No dia 31, Alexandre Barbosa lançou seu livro “por uma teoria latino-americana e decolonial do jornalismo”, e, ao lado de especialistas, promoveu debate sobre o assunto

“O bem-estar de nossas classes dominantes – dominantes para dentro, dominados para fora – é a maldição de nossas multidões, condenadas a uma vida de bestas de carga”

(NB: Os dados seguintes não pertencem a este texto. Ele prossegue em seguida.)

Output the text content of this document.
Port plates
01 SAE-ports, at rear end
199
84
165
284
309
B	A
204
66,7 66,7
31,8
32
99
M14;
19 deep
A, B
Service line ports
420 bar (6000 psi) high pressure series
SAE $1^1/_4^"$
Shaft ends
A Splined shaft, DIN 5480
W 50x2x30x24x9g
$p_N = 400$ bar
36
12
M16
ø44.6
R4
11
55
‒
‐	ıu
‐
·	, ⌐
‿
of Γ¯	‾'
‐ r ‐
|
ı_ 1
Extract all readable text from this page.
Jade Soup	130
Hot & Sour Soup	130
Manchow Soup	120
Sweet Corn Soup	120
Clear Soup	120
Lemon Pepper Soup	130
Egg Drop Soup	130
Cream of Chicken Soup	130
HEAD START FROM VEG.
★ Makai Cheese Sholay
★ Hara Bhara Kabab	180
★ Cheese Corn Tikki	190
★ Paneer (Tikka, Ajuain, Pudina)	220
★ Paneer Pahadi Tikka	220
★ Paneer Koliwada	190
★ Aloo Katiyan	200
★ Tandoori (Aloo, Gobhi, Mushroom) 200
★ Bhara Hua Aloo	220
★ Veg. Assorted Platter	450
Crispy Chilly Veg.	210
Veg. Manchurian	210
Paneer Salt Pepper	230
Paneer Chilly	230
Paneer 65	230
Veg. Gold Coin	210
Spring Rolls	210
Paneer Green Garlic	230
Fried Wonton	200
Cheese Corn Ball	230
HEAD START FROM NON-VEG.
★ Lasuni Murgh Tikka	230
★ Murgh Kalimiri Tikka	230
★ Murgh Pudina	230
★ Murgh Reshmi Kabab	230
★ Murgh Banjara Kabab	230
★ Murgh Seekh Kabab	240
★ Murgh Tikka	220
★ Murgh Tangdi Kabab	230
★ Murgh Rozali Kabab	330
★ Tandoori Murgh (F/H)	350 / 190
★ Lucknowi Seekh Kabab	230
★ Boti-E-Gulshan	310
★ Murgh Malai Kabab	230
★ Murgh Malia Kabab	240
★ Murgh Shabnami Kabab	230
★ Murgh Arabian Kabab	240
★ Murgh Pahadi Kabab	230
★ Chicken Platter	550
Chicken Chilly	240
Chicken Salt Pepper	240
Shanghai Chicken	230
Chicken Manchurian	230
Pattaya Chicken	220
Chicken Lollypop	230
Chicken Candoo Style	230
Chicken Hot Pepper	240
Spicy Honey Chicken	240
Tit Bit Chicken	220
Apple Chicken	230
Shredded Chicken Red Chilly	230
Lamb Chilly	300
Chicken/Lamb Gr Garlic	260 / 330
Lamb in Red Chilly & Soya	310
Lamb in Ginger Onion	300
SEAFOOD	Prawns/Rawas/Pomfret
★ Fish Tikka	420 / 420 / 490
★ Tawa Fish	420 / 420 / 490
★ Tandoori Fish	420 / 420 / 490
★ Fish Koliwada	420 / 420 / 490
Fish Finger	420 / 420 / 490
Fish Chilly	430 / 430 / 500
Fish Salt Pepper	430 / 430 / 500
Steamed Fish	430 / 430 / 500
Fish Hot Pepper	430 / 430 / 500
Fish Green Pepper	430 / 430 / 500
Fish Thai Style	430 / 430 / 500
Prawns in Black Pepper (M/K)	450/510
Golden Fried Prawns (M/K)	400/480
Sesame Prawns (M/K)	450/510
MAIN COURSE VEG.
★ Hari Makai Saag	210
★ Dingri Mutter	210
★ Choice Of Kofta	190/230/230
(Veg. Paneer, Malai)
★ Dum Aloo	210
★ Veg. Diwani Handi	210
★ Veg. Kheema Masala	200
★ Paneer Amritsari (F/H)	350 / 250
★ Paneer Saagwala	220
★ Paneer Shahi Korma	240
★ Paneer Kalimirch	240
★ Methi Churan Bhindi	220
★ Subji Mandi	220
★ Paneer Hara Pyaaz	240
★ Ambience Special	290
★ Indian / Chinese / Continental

Eduardo Galeano, Veias abertas da América Latina

Na última quinta-feira, dia 31 de agosto, aconteceu o lançamento do livro Por uma teoria latino-americana e decolonial do Jornalismo – Propostas para a América Latina não ser solitária na indústria jornalística do escritor, pesquisador e professor Alexandre Barbosa no Auditório do CRP.

Autor e sua obra

Alexandre é professor do Departamento de Jornalismo e Editoração da Escola de Comunicações e Artes da Universidade de São Paulo (ECA-USP) e pesquisador do Centro de Estudos Latino-Americanos sobre Comunicação e Cultura, também do instituto. O livro, publicado pela Editora Frutificando, trata sobre as relações de colonialidade da mídia hegemônica para com o jornalismo latino americano e busca propor alternativas decoloniais para a produção e divulgação de notícias. 

Fruto dos estudos do pesquisador no seu mestrado e doutorado na USP e pós-doutorado na UNESP, a obra tem como proposta, de acordo com a descrição encontrada no site da Editora, “atualizar os estudos sobre os critérios de noticiabilidade, um dos pontos centrais da Teoria do Jornalismo, a partir do olhar latino-americano e da análise decolonial”.

O livro lançado pela Editora Frutificando esteve disponível para compra no dia do evento. [Imagem: Reprodução/ Jornalismo Júnior]

O debate

A Jornalismo Júnior, em parceria com o escritor, organizou o evento para debater a  temática abordada no livro com a presença de Karla Burgoa, Aldrey Olegario e Claudia Alexandre na mesa. Karla é uma jornalista andina e potiguar, produtora do podcast “Quipus” e correspondente Brasil-Bolívia, cujo trabalho é focado em imigrações andinas e na cobertura midiática da América Latina. Já Aldrey, estudante de jornalismo, foi a ilustradora responsável pela  capa da obra e participa do projeto “Foca nas Mídias” da ECA-USP, enquanto Claudia é jornalista, radialista, pesquisadora de tradições e cultura afro-brasileira e uma das fundadoras da Comissão de Jornalistas pela Igualdade Racial de São Paulo (Cojira).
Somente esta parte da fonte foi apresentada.